New York the brave

Picture an Olympic athlete standing on the winners’ podium waving the flag of her city, rather than her country.

That was the image Bruce Stanley, provost and professor of Huron University in London, used as an example of a changing globe Wednesday afternoon during a forum hosted by the International Program Office.

Stanley, who teaches international relations at Huron University, presented the idea that power is shifting away from countries to other entities like cities.

“The world is going in such a way that we will have multiple identities,” Stanley said. “The kind of a national box is breaking down.”

His lecture presented the idea that there are global cities that mainly operate independently of their countries like London, New York and Tokyo, describing the shift in global organization as “post-national.”

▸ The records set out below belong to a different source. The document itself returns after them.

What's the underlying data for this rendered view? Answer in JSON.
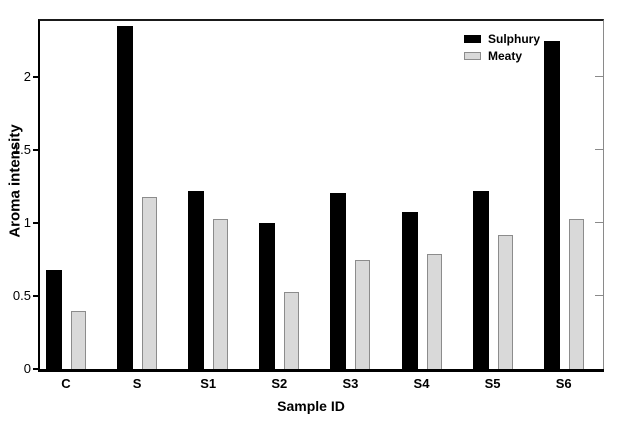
{
  "chart_data": {
    "type": "bar",
    "title": "",
    "categories": [
      "C",
      "S",
      "S1",
      "S2",
      "S3",
      "S4",
      "S5",
      "S6"
    ],
    "series": [
      {
        "name": "Sulphury",
        "color": "#000000",
        "border_color": "#000000",
        "values": [
          0.68,
          2.35,
          1.22,
          1.0,
          1.21,
          1.08,
          1.22,
          2.25
        ]
      },
      {
        "name": "Meaty",
        "color": "#d9d9d9",
        "border_color": "#8c8c8c",
        "values": [
          0.4,
          1.18,
          1.03,
          0.53,
          0.75,
          0.79,
          0.92,
          1.03
        ]
      }
    ],
    "xlabel": "Sample ID",
    "ylabel": "Aroma intensity",
    "ylim": [
      0,
      2.4
    ],
    "yticks": [
      0,
      0.5,
      1,
      1.5,
      2
    ],
    "ytick_labels": [
      "0",
      "0.5",
      "1",
      "1.5",
      "2"
    ],
    "grid": false,
    "legend_position": "top-right",
    "background_color": "#ffffff",
    "text_color": "#000000"
  }
}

“The argument can be made that states are less important than they have been in the past,” Stanley said. “State-centric framing misses much of the global political economy.”

Cities used to be seen more as foundations and organizations of society, but somewhere along the line power transferred to states. Stanley says the power is starting to shift back.

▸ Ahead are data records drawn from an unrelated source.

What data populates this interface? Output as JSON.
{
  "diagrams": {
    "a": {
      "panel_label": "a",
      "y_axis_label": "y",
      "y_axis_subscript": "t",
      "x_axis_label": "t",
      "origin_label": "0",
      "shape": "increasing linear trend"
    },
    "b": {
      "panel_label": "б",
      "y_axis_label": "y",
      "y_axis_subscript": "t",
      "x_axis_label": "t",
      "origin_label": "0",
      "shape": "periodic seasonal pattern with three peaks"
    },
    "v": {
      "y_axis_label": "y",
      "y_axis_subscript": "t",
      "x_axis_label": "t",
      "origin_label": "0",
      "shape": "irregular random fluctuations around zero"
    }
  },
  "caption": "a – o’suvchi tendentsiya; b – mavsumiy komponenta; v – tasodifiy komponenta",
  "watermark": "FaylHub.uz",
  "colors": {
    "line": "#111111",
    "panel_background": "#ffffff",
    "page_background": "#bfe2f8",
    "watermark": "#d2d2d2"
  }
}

“There is this network of cities in which the states are based,” he said.

And cities want to be recognized as global cities and hubs of global interaction. They work to be accessible and appealing to more than the immediate geography around them.

“We’ve got to have two Hilton’s because that’s what the people want,” is the ideology of the global cities, Stanely said. “The concept of political space seems to be changing, and how it is organized geographically.”

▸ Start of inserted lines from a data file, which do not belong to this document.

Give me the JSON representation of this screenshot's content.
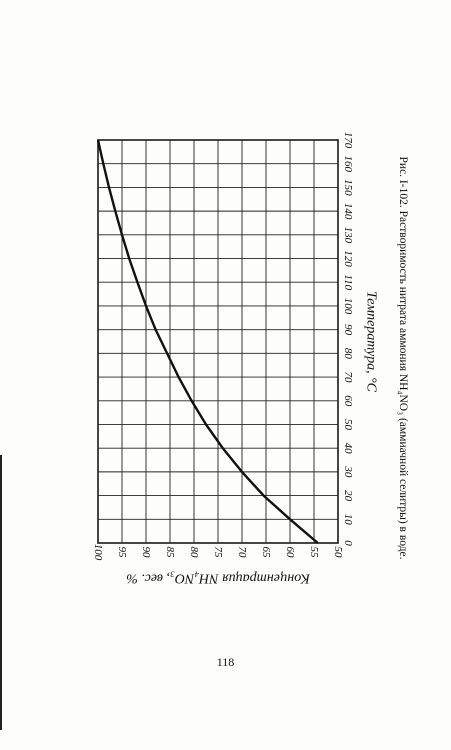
{
  "page": {
    "caption": "Рис. I-102. Растворимость нитрата аммония NH₄NO₃ (аммиачной селитры) в воде.",
    "page_number": "118"
  },
  "chart_data": {
    "type": "line",
    "title": "",
    "xlabel": "Температура, °С",
    "ylabel": "Концентрация NH₄NO₃, вес. %",
    "xlim": [
      0,
      170
    ],
    "ylim": [
      50,
      100
    ],
    "x_ticks": [
      0,
      10,
      20,
      30,
      40,
      50,
      60,
      70,
      80,
      90,
      100,
      110,
      120,
      130,
      140,
      150,
      160,
      170
    ],
    "y_ticks": [
      50,
      55,
      60,
      65,
      70,
      75,
      80,
      85,
      90,
      95,
      100
    ],
    "grid": true,
    "series": [
      {
        "x": [
          0,
          10,
          20,
          30,
          40,
          50,
          60,
          70,
          80,
          90,
          100,
          110,
          120,
          130,
          140,
          150,
          160,
          170
        ],
        "y": [
          54.2,
          60.0,
          65.5,
          70.0,
          74.0,
          77.5,
          80.5,
          83.2,
          85.6,
          88.0,
          90.0,
          91.8,
          93.5,
          95.0,
          96.4,
          97.7,
          98.9,
          100.0
        ]
      }
    ]
  }
}
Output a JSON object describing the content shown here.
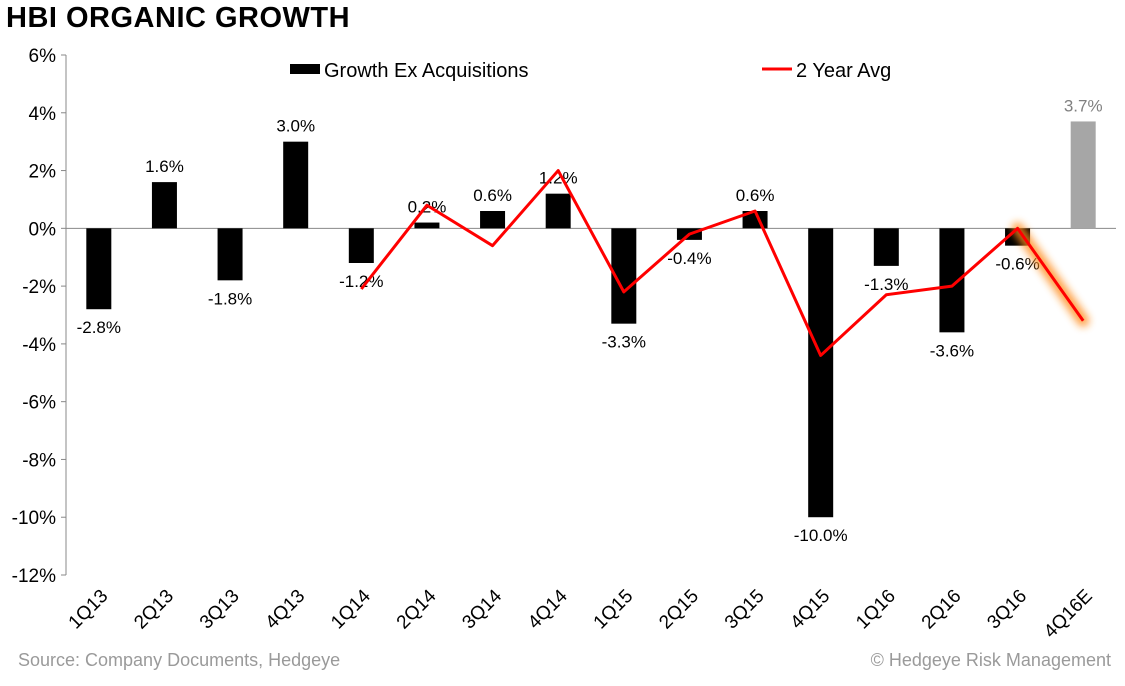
{
  "title": "HBI ORGANIC GROWTH",
  "footer": {
    "source": "Source: Company Documents, Hedgeye",
    "copyright": "© Hedgeye Risk Management"
  },
  "chart_data": {
    "type": "bar",
    "title": "HBI ORGANIC GROWTH",
    "xlabel": "",
    "ylabel": "",
    "ylim": [
      -12,
      6
    ],
    "yticks": [
      6,
      4,
      2,
      0,
      -2,
      -4,
      -6,
      -8,
      -10,
      -12
    ],
    "ytick_labels": [
      "6%",
      "4%",
      "2%",
      "0%",
      "-2%",
      "-4%",
      "-6%",
      "-8%",
      "-10%",
      "-12%"
    ],
    "grid": false,
    "legend_position": "top",
    "categories": [
      "1Q13",
      "2Q13",
      "3Q13",
      "4Q13",
      "1Q14",
      "2Q14",
      "3Q14",
      "4Q14",
      "1Q15",
      "2Q15",
      "3Q15",
      "4Q15",
      "1Q16",
      "2Q16",
      "3Q16",
      "4Q16E"
    ],
    "series": [
      {
        "name": "Growth Ex Acquisitions",
        "type": "bar",
        "color": "#000000",
        "estimate_color": "#a6a6a6",
        "values": [
          -2.8,
          1.6,
          -1.8,
          3.0,
          -1.2,
          0.2,
          0.6,
          1.2,
          -3.3,
          -0.4,
          0.6,
          -10.0,
          -1.3,
          -3.6,
          -0.6,
          3.7
        ],
        "labels": [
          "-2.8%",
          "1.6%",
          "-1.8%",
          "3.0%",
          "-1.2%",
          "0.2%",
          "0.6%",
          "1.2%",
          "-3.3%",
          "-0.4%",
          "0.6%",
          "-10.0%",
          "-1.3%",
          "-3.6%",
          "-0.6%",
          "3.7%"
        ]
      },
      {
        "name": "2 Year Avg",
        "type": "line",
        "color": "#ff0000",
        "highlight_color": "#ff8c1a",
        "values": [
          null,
          null,
          null,
          null,
          -2.1,
          0.8,
          -0.6,
          2.0,
          -2.2,
          -0.2,
          0.6,
          -4.4,
          -2.3,
          -2.0,
          0.0,
          -3.2
        ]
      }
    ]
  }
}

The United Nations is looking to global cities as a development strategy of connecting the cities. Many cities are connecting with sister-cities to foster development and help work on similar issues like parking problems or post-conflict development.

Amber Parker, a junior sociology major attended the lecture for her social strategies class where they had been discussing the issue.

“The most interesting thing for me was the major cities around the world,” she said. She was surprised that Frankfurt, Germany made one version of the list because of its social services. She said the whole concept of global cities was a different way of looking at the world.

“I guess it could happen, but we’d have to have more major cities around.”

Robert Augustine, dean of the Graduate School related to what Stanley had to say because international students at Eastern had trouble getting to Charleston at the beginning of the year because of terror issues in London that interfered with flights.

“We saw how London literally controlled access to Charleston on the global world,” Augustine said.

He was surprised when Stanley mentioned the idea of New Yorkers having passports from the city rather than from the United States.

“I had never thought about having something like that for your city,” he said.